Only six teams had fewer touchdown passes than Gang Green’s 19, who finished 24th in passing offense in 2017. Granted, the final few weeks after McCown’s season-ending injury didn’t help matters, but it was clear that Bowles needed to add offensive firepower this offseason.
Although Mike Maccagnan & Co. didn’t break the bank for any skill-position talent in free agency, a motivated Terrelle Pryor could provide a welcome boost.
“Hopefully, he’s healthy and comes in and repeats what he did two years ago,” Bowles said recently. “Two years ago he was a beast. He’s a big receiver. He’s very talented, clean bill of health with his injury. You want to see him run around and create competition. We think he can help us if he’s healthy.”
Pryor made significant strides in his first full season transitioning from quarterback to wide receiver in Cleveland. The 6-4, 228-pounder bet on himself by signing a one-year, prove-it deal with Washington after a 77-catch, 1,007-yard campaign (with seven touchdowns) with the Browns in 2016.

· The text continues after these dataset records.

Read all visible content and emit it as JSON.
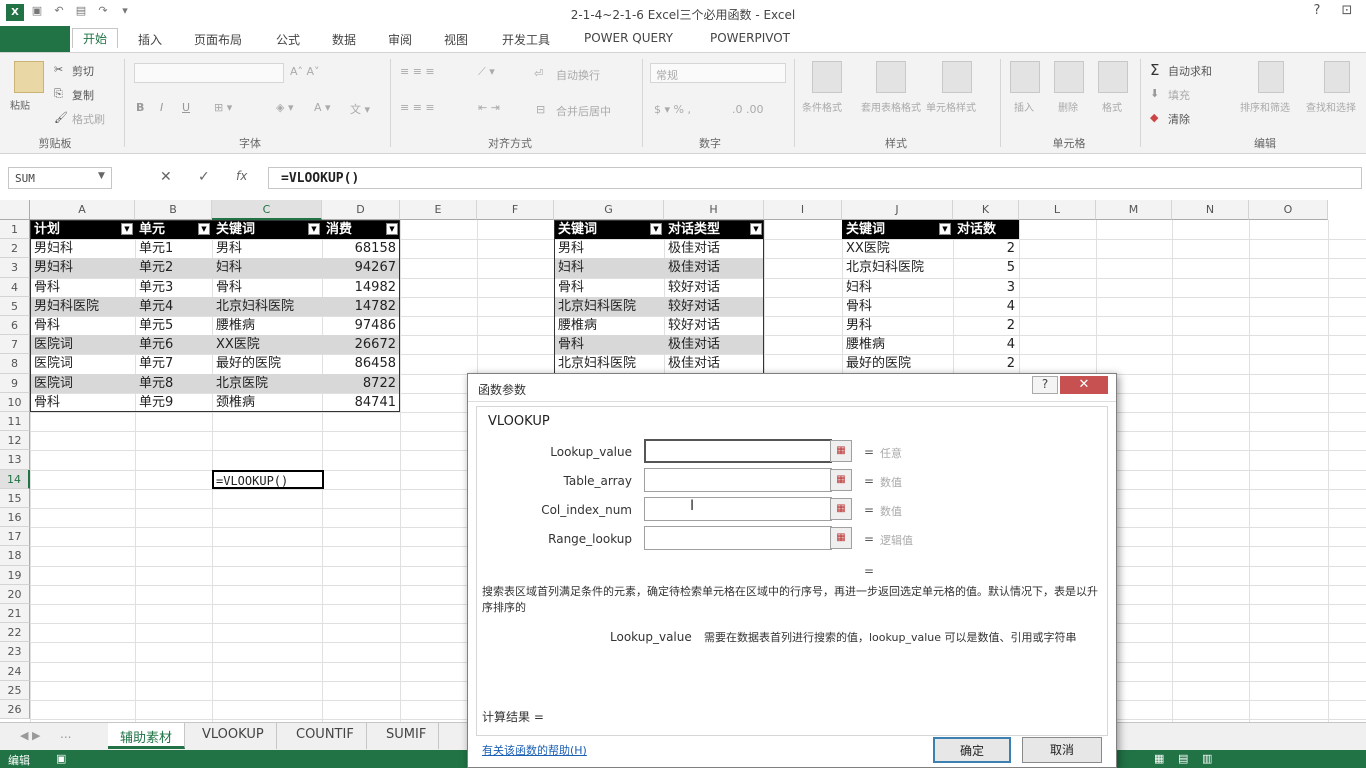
{
  "window": {
    "title": "2-1-4~2-1-6 Excel三个必用函数 - Excel",
    "help": "?",
    "logo": "X"
  },
  "ribbon_tabs": [
    "开始",
    "插入",
    "页面布局",
    "公式",
    "数据",
    "审阅",
    "视图",
    "开发工具",
    "POWER QUERY",
    "POWERPIVOT"
  ],
  "ribbon": {
    "paste": "粘贴",
    "cut": "剪切",
    "copy": "复制",
    "format_painter": "格式刷",
    "bold": "B",
    "italic": "I",
    "underline": "U",
    "wrap_text": "自动换行",
    "merge_center": "合并后居中",
    "number_format": "常规",
    "cond_format": "条件格式",
    "table_format": "套用表格格式",
    "cell_style": "单元格样式",
    "insert": "插入",
    "delete": "删除",
    "format": "格式",
    "autosum": "自动求和",
    "fill": "填充",
    "clear": "清除",
    "sort_filter": "排序和筛选",
    "find_select": "查找和选择",
    "groups": [
      "剪贴板",
      "字体",
      "对齐方式",
      "数字",
      "样式",
      "单元格",
      "编辑"
    ]
  },
  "formula_bar": {
    "name_box": "SUM",
    "cancel": "✕",
    "enter": "✓",
    "fx": "fx",
    "formula": "=VLOOKUP()"
  },
  "columns": [
    "A",
    "B",
    "C",
    "D",
    "E",
    "F",
    "G",
    "H",
    "I",
    "J",
    "K",
    "L",
    "M",
    "N",
    "O"
  ],
  "rows": [
    "1",
    "2",
    "3",
    "4",
    "5",
    "6",
    "7",
    "8",
    "9",
    "10",
    "11",
    "12",
    "13",
    "14",
    "15",
    "16",
    "17",
    "18",
    "19",
    "20",
    "21",
    "22",
    "23",
    "24",
    "25",
    "26"
  ],
  "table1": {
    "headers": [
      "计划",
      "单元",
      "关键词",
      "消费"
    ],
    "rows": [
      [
        "男妇科",
        "单元1",
        "男科",
        "68158"
      ],
      [
        "男妇科",
        "单元2",
        "妇科",
        "94267"
      ],
      [
        "骨科",
        "单元3",
        "骨科",
        "14982"
      ],
      [
        "男妇科医院",
        "单元4",
        "北京妇科医院",
        "14782"
      ],
      [
        "骨科",
        "单元5",
        "腰椎病",
        "97486"
      ],
      [
        "医院词",
        "单元6",
        "XX医院",
        "26672"
      ],
      [
        "医院词",
        "单元7",
        "最好的医院",
        "86458"
      ],
      [
        "医院词",
        "单元8",
        "北京医院",
        "8722"
      ],
      [
        "骨科",
        "单元9",
        "颈椎病",
        "84741"
      ]
    ]
  },
  "table2": {
    "headers": [
      "关键词",
      "对话类型"
    ],
    "rows": [
      [
        "男科",
        "极佳对话"
      ],
      [
        "妇科",
        "极佳对话"
      ],
      [
        "骨科",
        "较好对话"
      ],
      [
        "北京妇科医院",
        "较好对话"
      ],
      [
        "腰椎病",
        "较好对话"
      ],
      [
        "骨科",
        "极佳对话"
      ],
      [
        "北京妇科医院",
        "极佳对话"
      ]
    ]
  },
  "table3": {
    "headers": [
      "关键词",
      "对话数"
    ],
    "rows": [
      [
        "XX医院",
        "2"
      ],
      [
        "北京妇科医院",
        "5"
      ],
      [
        "妇科",
        "3"
      ],
      [
        "骨科",
        "4"
      ],
      [
        "男科",
        "2"
      ],
      [
        "腰椎病",
        "4"
      ],
      [
        "最好的医院",
        "2"
      ]
    ]
  },
  "active_cell": {
    "ref": "C14",
    "value": "=VLOOKUP()"
  },
  "sheet_tabs": [
    "...",
    "辅助素材",
    "VLOOKUP",
    "COUNTIF",
    "SUMIF"
  ],
  "status": {
    "mode": "编辑"
  },
  "dialog": {
    "title": "函数参数",
    "function_name": "VLOOKUP",
    "args": [
      {
        "label": "Lookup_value",
        "hint": "任意"
      },
      {
        "label": "Table_array",
        "hint": "数值"
      },
      {
        "label": "Col_index_num",
        "hint": "数值"
      },
      {
        "label": "Range_lookup",
        "hint": "逻辑值"
      }
    ],
    "result_eq": "=",
    "description": "搜索表区域首列满足条件的元素，确定待检索单元格在区域中的行序号，再进一步返回选定单元格的值。默认情况下，表是以升序排序的",
    "arg_desc_name": "Lookup_value",
    "arg_desc_text": "需要在数据表首列进行搜索的值，lookup_value 可以是数值、引用或字符串",
    "result_label": "计算结果 =",
    "help_link": "有关该函数的帮助(H)",
    "ok": "确定",
    "cancel": "取消"
  }
}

It didn’t quite work out due, in part, to a nagging ankle injury that required season-ending surgery in November. Washington systematically cut Pryor’s playing time before he was effectively phased out. He finished with 20 receptions for 220 yards and one touchdown in nine forgettable games.

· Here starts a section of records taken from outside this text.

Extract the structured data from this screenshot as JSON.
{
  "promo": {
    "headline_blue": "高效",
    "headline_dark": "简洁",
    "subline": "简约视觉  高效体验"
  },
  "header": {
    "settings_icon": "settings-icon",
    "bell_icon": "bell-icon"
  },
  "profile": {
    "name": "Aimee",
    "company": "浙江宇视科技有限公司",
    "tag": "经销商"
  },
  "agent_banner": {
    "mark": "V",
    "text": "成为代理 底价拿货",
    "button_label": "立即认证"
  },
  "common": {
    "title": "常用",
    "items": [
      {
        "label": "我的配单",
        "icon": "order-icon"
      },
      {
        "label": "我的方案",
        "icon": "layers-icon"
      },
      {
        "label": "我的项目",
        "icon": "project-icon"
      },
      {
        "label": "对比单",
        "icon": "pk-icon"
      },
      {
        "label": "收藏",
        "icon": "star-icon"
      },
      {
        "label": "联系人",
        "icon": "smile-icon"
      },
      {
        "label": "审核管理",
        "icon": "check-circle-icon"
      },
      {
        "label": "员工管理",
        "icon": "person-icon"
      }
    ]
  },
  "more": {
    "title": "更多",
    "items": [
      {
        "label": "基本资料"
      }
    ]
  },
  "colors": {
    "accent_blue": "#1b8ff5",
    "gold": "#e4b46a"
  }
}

Could Pryor, who signed a one-year, $4.5 million deal (with $2 million guaranteed) with the Jets, be an important piece to new offensive coordinator Jeremy Bates’ puzzle?
The Jets, frankly, are throwing plenty of pass catchers into their wide receiver room with the hope that a handful can emerge as reliable options. In total, there are more than 15 receivers on the roster at the moment. Maybe each guy should look to his right and left in that room. Because at least one of those two people won’t be on the Week 1 roster.

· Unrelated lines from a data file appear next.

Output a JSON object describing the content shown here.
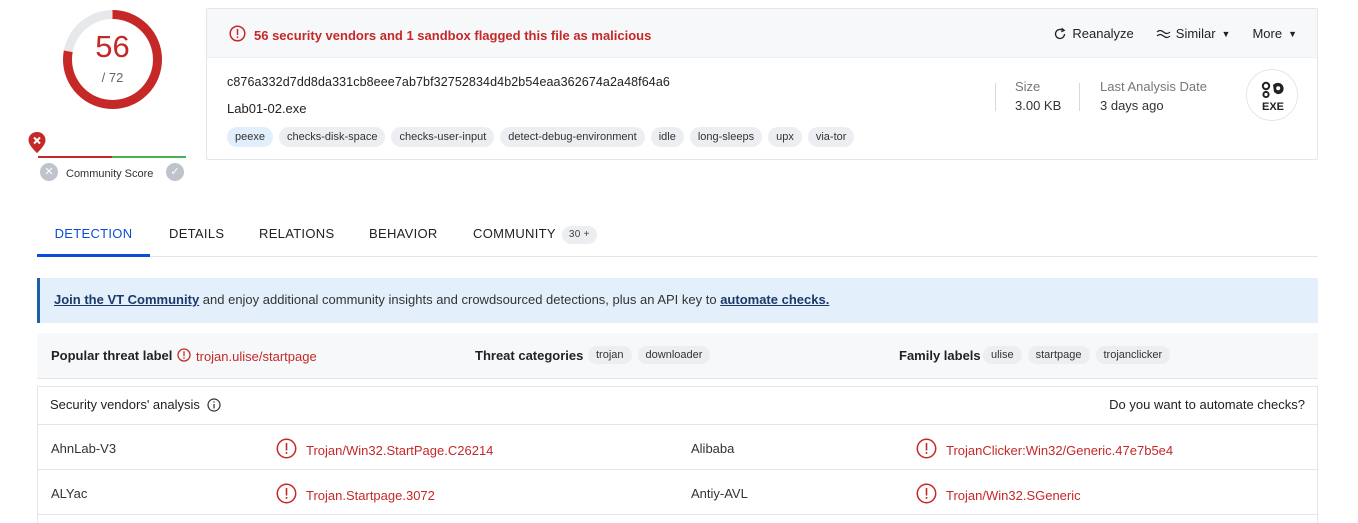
{
  "score": {
    "detected": "56",
    "total": "/ 72",
    "ratio": 0.7778,
    "ring_color": "#c62828",
    "community_label": "Community Score",
    "community_icon": "map-pin-x-icon"
  },
  "header": {
    "alert_text": "56 security vendors and 1 sandbox flagged this file as malicious",
    "alert_icon": "alert-circle-icon",
    "actions": {
      "reanalyze": "Reanalyze",
      "similar": "Similar",
      "more": "More"
    }
  },
  "file": {
    "hash": "c876a332d7dd8da331cb8eee7ab7bf32752834d4b2b54eaa362674a2a48f64a6",
    "name": "Lab01-02.exe",
    "tags": [
      "peexe",
      "checks-disk-space",
      "checks-user-input",
      "detect-debug-environment",
      "idle",
      "long-sleeps",
      "upx",
      "via-tor"
    ],
    "size_label": "Size",
    "size_value": "3.00 KB",
    "last_analysis_label": "Last Analysis Date",
    "last_analysis_value": "3 days ago",
    "type_badge": "EXE"
  },
  "tabs": {
    "detection": "DETECTION",
    "details": "DETAILS",
    "relations": "RELATIONS",
    "behavior": "BEHAVIOR",
    "community": "COMMUNITY",
    "community_count": "30 +",
    "active": "detection"
  },
  "banner": {
    "link1": "Join the VT Community",
    "middle": " and enjoy additional community insights and crowdsourced detections, plus an API key to ",
    "link2": "automate checks."
  },
  "threat": {
    "popular_label": "Popular threat label",
    "popular_value": "trojan.ulise/startpage",
    "categories_label": "Threat categories",
    "categories": [
      "trojan",
      "downloader"
    ],
    "family_label": "Family labels",
    "families": [
      "ulise",
      "startpage",
      "trojanclicker"
    ]
  },
  "vendors": {
    "title": "Security vendors' analysis",
    "cta": "Do you want to automate checks?",
    "rows": [
      {
        "left_name": "AhnLab-V3",
        "left_result": "Trojan/Win32.StartPage.C26214",
        "right_name": "Alibaba",
        "right_result": "TrojanClicker:Win32/Generic.47e7b5e4"
      },
      {
        "left_name": "ALYac",
        "left_result": "Trojan.Startpage.3072",
        "right_name": "Antiy-AVL",
        "right_result": "Trojan/Win32.SGeneric"
      }
    ]
  },
  "colors": {
    "malicious": "#c62828",
    "accent": "#0b4dda",
    "banner_bg": "#e3f0fb"
  }
}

“A lot of guys at the spot,” Bowles said. “But that’s good competition. We want competition.”
Robby Anderson, Jermaine Kearse and Quincy Enunwa headline the group. The brain trust is keeping its fingers crossed that ArDarius Stewart and Chad Hansen can take significant steps in their second seasons.
Anderson’s legal issues (he is still subject to league discipline stemming from a pair of arrests in the past year), Enunwa’s health (he missed the entire 2017 campaign after undergoing neck surgery) and Kearse’s contract (he has a $5 million non-guaranteed base salary in the final year of his deal) complicate matters.
It also provides Pryor with an opportunity to get his career back on track.
Should Anderson, the team’s leading receiver from last season, feel threatened given Pryor’s physical skills? At the very least, Pryor could be quality insurance if Anderson is indeed suspended by the league for his off-field transgressions.
“Robby competes all the time anyway,” Bowles said. “He practices hard. I don’t think that’s a threat to him. He always tries to get better. And I know Terrelle is a competitor.”
The Jets could definitely use a beast on offense this season.